Ce qu'on n'a PAS fait

La façade de la maison est rigoureusement identique — crépi, volets, gouttières, appui de fenêtre. La pompe à chaleur extérieure est visible et inchangée (on ne la cache pas derrière une haie virtuelle — elle sera là à la visite). La clôture, les piquets et le grillage au fond sont intacts. Les arbres existants n'ont pas été retirés ni ajoutés. La pente naturelle du terrain n'a pas été modifiée. Aucun élément paysager permanent n'a été créé : pas de terrasse bois, pas de piscine, pas de potager, pas de haie. Les seuls éléments retirés sont les objets mobiliers que le propriétaire emporte (fûts bleus, table, chaise). La famille qui visite retrouvera exactement ce terrain — tondu, débarrassé, mais sinon identique.

Ce qu'on retient

On ne vend pas un terrain.
On vend un samedi de juin.

1 409 m² en friche, c'est angoissant. 1 409 m² avec une table, des enfants qui jouent au fond et une carafe de citronnade, c'est le rêve de toute jeune famille. Le jardin n'a pas changé — c'est l'émotion qui a changé.

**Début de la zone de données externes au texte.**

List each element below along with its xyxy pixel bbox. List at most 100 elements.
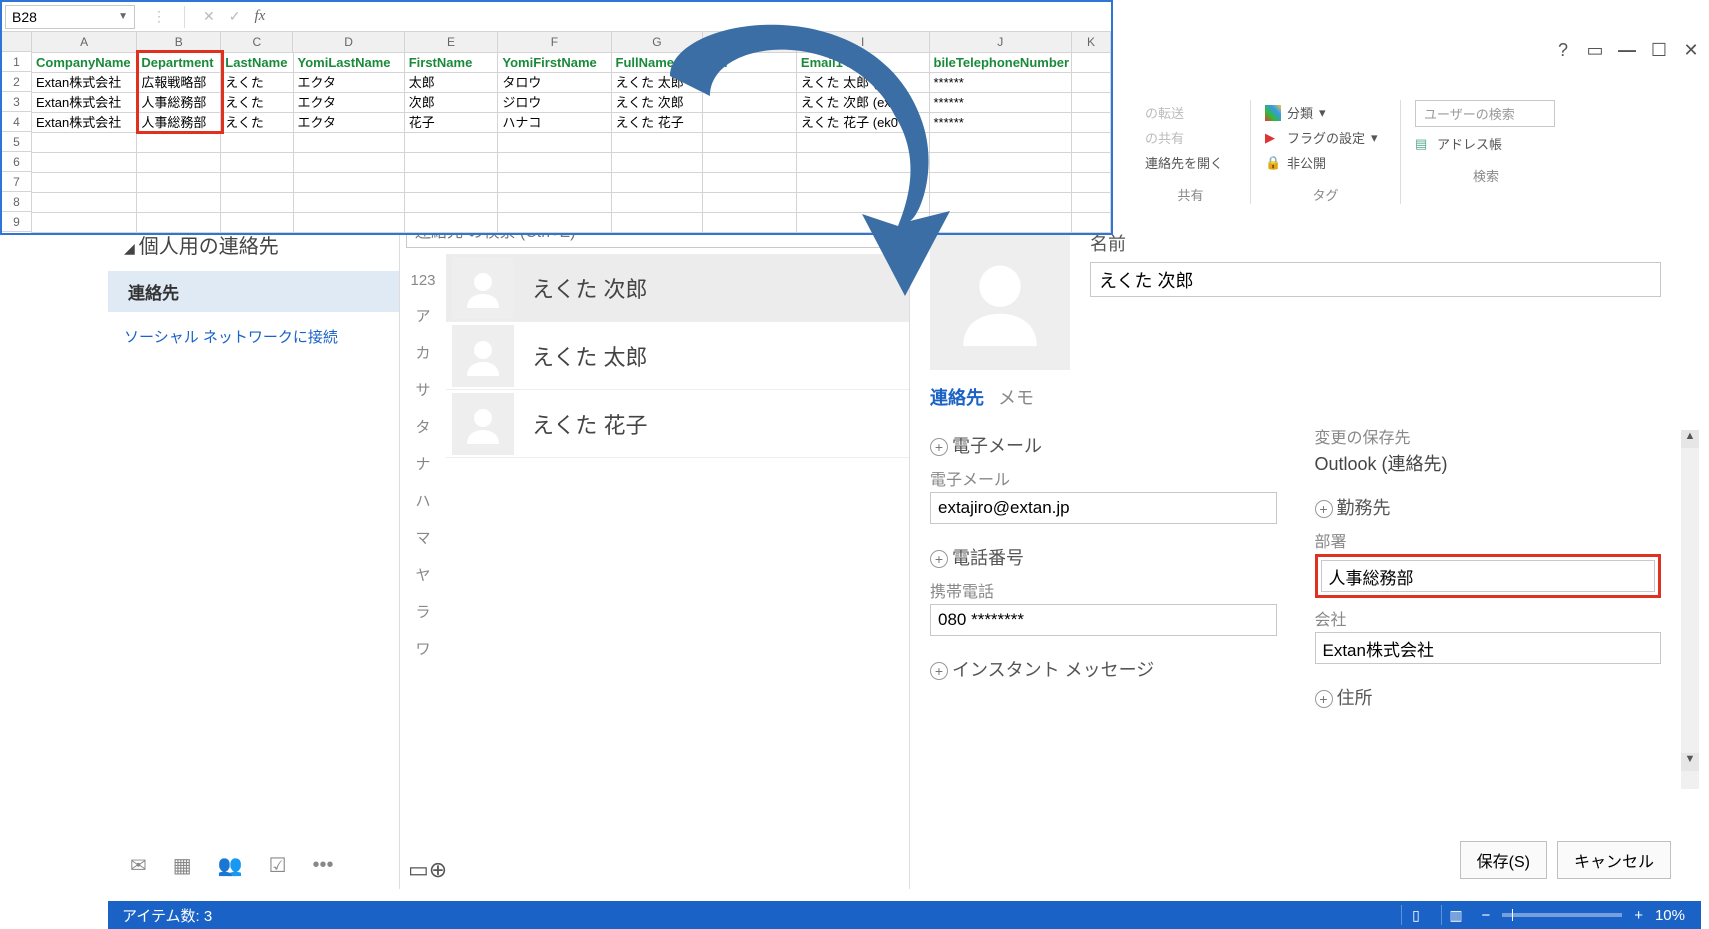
col-header[interactable]: A xyxy=(32,32,137,52)
save-to-value: Outlook (連絡先) xyxy=(1315,450,1662,476)
im-section-header[interactable]: +インスタント メッセージ xyxy=(930,656,1277,682)
work-section-header[interactable]: +勤務先 xyxy=(1315,494,1662,520)
calendar-icon[interactable]: ▦ xyxy=(173,853,192,878)
contact-item[interactable]: えくた 太郎 xyxy=(446,322,909,390)
nav-contacts-folder[interactable]: 連絡先 xyxy=(108,271,399,312)
row-header[interactable]: 9 xyxy=(2,212,31,232)
col-header[interactable]: C xyxy=(221,32,293,52)
row-header[interactable]: 6 xyxy=(2,152,31,172)
row-header[interactable]: 5 xyxy=(2,132,31,152)
row-header[interactable]: 1 xyxy=(2,52,31,72)
tasks-icon[interactable]: ☑ xyxy=(269,853,287,878)
index-item[interactable]: 123 xyxy=(400,264,446,297)
index-item[interactable]: サ xyxy=(400,371,446,408)
zoom-out-icon[interactable]: − xyxy=(1481,907,1490,924)
collapse-triangle-icon: ◢ xyxy=(124,240,135,256)
ribbon-collapse-icon[interactable]: ▭ xyxy=(1585,40,1605,61)
ribbon-flag[interactable]: ▶フラグの設定 ▾ xyxy=(1265,125,1386,150)
ribbon-private[interactable]: 🔒非公開 xyxy=(1265,150,1386,175)
email-input[interactable] xyxy=(930,492,1277,524)
people-icon[interactable]: 👥 xyxy=(218,853,243,878)
tab-memo[interactable]: メモ xyxy=(998,384,1034,410)
zoom-slider[interactable] xyxy=(1502,913,1622,917)
scroll-down-icon[interactable]: ▼ xyxy=(1681,753,1699,771)
people-card-icon[interactable]: ▭⊕ xyxy=(408,857,447,883)
index-item[interactable]: カ xyxy=(400,334,446,371)
dept-input[interactable] xyxy=(1321,560,1656,592)
excel-window: B28▼ ⋮ ✕ ✓ fx 1 2 3 4 5 6 7 8 9 A B C xyxy=(0,0,1113,235)
zoom-in-icon[interactable]: + xyxy=(1634,907,1643,924)
view-reading-icon[interactable]: ▥ xyxy=(1441,905,1469,925)
ribbon-share: の共有 xyxy=(1145,125,1236,150)
phone-input[interactable] xyxy=(930,604,1277,636)
tab-contact[interactable]: 連絡先 xyxy=(930,384,984,410)
index-item[interactable]: ラ xyxy=(400,593,446,630)
close-icon[interactable]: ✕ xyxy=(1681,40,1701,61)
table-row[interactable] xyxy=(32,153,1111,173)
contact-photo[interactable] xyxy=(930,230,1070,370)
col-header[interactable]: K xyxy=(1072,32,1111,52)
view-normal-icon[interactable]: ▯ xyxy=(1401,905,1429,925)
index-item[interactable]: マ xyxy=(400,519,446,556)
name-input[interactable] xyxy=(1090,262,1661,297)
phone-section-header[interactable]: +電話番号 xyxy=(930,544,1277,570)
user-search-input[interactable]: ユーザーの検索 xyxy=(1415,100,1555,127)
index-item[interactable]: ナ xyxy=(400,445,446,482)
row-header[interactable]: 7 xyxy=(2,172,31,192)
ribbon-address-book[interactable]: ▤アドレス帳 xyxy=(1415,131,1557,156)
table-row[interactable]: Extan株式会社広報戦略部えくたエクタ太郎タロウえくた 太郎えくた 太郎 (e… xyxy=(32,73,1111,93)
fx-icon[interactable]: fx xyxy=(254,8,265,25)
index-item[interactable]: ア xyxy=(400,297,446,334)
row-header[interactable]: 4 xyxy=(2,112,31,132)
ribbon-open-contact[interactable]: 連絡先を開く xyxy=(1145,150,1236,175)
nav-social-link[interactable]: ソーシャル ネットワークに接続 xyxy=(108,312,399,361)
scroll-up-icon[interactable]: ▲ xyxy=(1681,430,1699,448)
save-button[interactable]: 保存(S) xyxy=(1460,841,1547,879)
excel-grid[interactable]: 1 2 3 4 5 6 7 8 9 A B C D E F G H I J K xyxy=(2,32,1111,233)
table-row[interactable]: Extan株式会社人事総務部えくたエクタ花子ハナコえくた 花子えくた 花子 (e… xyxy=(32,113,1111,133)
name-box[interactable]: B28▼ xyxy=(5,5,135,29)
index-item[interactable]: ヤ xyxy=(400,556,446,593)
address-section-header[interactable]: +住所 xyxy=(1315,684,1662,710)
contact-list-pane: 🔍 123 ア カ サ タ ナ ハ マ ヤ ラ ワ えくた 次郎 xyxy=(400,212,910,889)
table-header-row[interactable]: CompanyNameDepartmentLastNameYomiLastNam… xyxy=(32,53,1111,73)
table-row[interactable] xyxy=(32,193,1111,213)
col-header[interactable]: F xyxy=(498,32,611,52)
col-header[interactable]: G xyxy=(612,32,704,52)
company-input[interactable] xyxy=(1315,632,1662,664)
contact-name: えくた 花子 xyxy=(532,408,647,440)
cancel-button[interactable]: キャンセル xyxy=(1557,841,1671,879)
ribbon-categorize[interactable]: 分類 ▾ xyxy=(1265,100,1386,125)
col-header[interactable]: E xyxy=(405,32,499,52)
col-header[interactable]: J xyxy=(930,32,1072,52)
more-icon[interactable]: ••• xyxy=(313,854,334,877)
table-row[interactable] xyxy=(32,173,1111,193)
select-all-corner[interactable] xyxy=(2,32,31,52)
index-item[interactable]: タ xyxy=(400,408,446,445)
table-row[interactable] xyxy=(32,133,1111,153)
index-item[interactable]: ワ xyxy=(400,630,446,667)
formula-input[interactable] xyxy=(279,2,1111,31)
dept-highlight-frame xyxy=(1315,554,1662,598)
col-header[interactable]: D xyxy=(293,32,404,52)
col-header[interactable]: H xyxy=(703,32,797,52)
help-icon[interactable]: ? xyxy=(1553,40,1573,61)
row-header[interactable]: 2 xyxy=(2,72,31,92)
table-row[interactable] xyxy=(32,213,1111,233)
row-header[interactable]: 8 xyxy=(2,192,31,212)
maximize-icon[interactable]: ☐ xyxy=(1649,40,1669,61)
contact-item[interactable]: えくた 次郎 xyxy=(446,254,909,322)
mail-icon[interactable]: ✉ xyxy=(130,853,147,878)
email-section-header[interactable]: +電子メール xyxy=(930,432,1277,458)
row-header[interactable]: 3 xyxy=(2,92,31,112)
col-header[interactable]: B xyxy=(137,32,221,52)
plus-icon: + xyxy=(1315,500,1333,518)
table-row[interactable]: Extan株式会社人事総務部えくたエクタ次郎ジロウえくた 次郎えくた 次郎 (e… xyxy=(32,93,1111,113)
detail-scrollbar[interactable]: ▲ ▼ xyxy=(1681,430,1699,789)
accept-formula-icon[interactable]: ✓ xyxy=(229,8,241,25)
cancel-formula-icon[interactable]: ✕ xyxy=(203,8,215,25)
contact-item[interactable]: えくた 花子 xyxy=(446,390,909,458)
col-header[interactable]: I xyxy=(797,32,930,52)
index-item[interactable]: ハ xyxy=(400,482,446,519)
minimize-icon[interactable]: — xyxy=(1617,40,1637,61)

Freins retirés, pas cachés Fûts, table, chaise — des objets que le propriétaire emporte. On supprime ce qui partira, on ne maquille pas ce qui reste.
Intouchables verrouillés Façade, pompe à chaleur, clôture, arbres, pente du terrain. Zéro modification structurelle ou paysagère.
De la solitude à la famille Une chaise seule → six chaises autour d'une table. Un terrain vague → un terrain de jeu. L'inversion émotionnelle est totale.

Note de transparence

Les visuels « Après » constituent un aménagement virtuel non contractuel. Le mobilier extérieur, les accessoires et les textiles sont virtuels. Les éléments permanents (façade, pompe à chaleur, clôture, arbres, pente du terrain) sont rigoureusement identiques à la réalité. Les objets retirés (fûts, table, chaise) sont des biens mobiliers que le propriétaire emporte à la vente.

Conformément au règlement européen sur l'intelligence artificielle, les visuels sont générés par processus assisté par IA et identifiés comme tels. Cet aménagement engage la compétence du studio à projeter un usage familial crédible — pas à garantir le résultat paysager final.

Les informations identifiantes du bien et de l'agent ont été modifiées.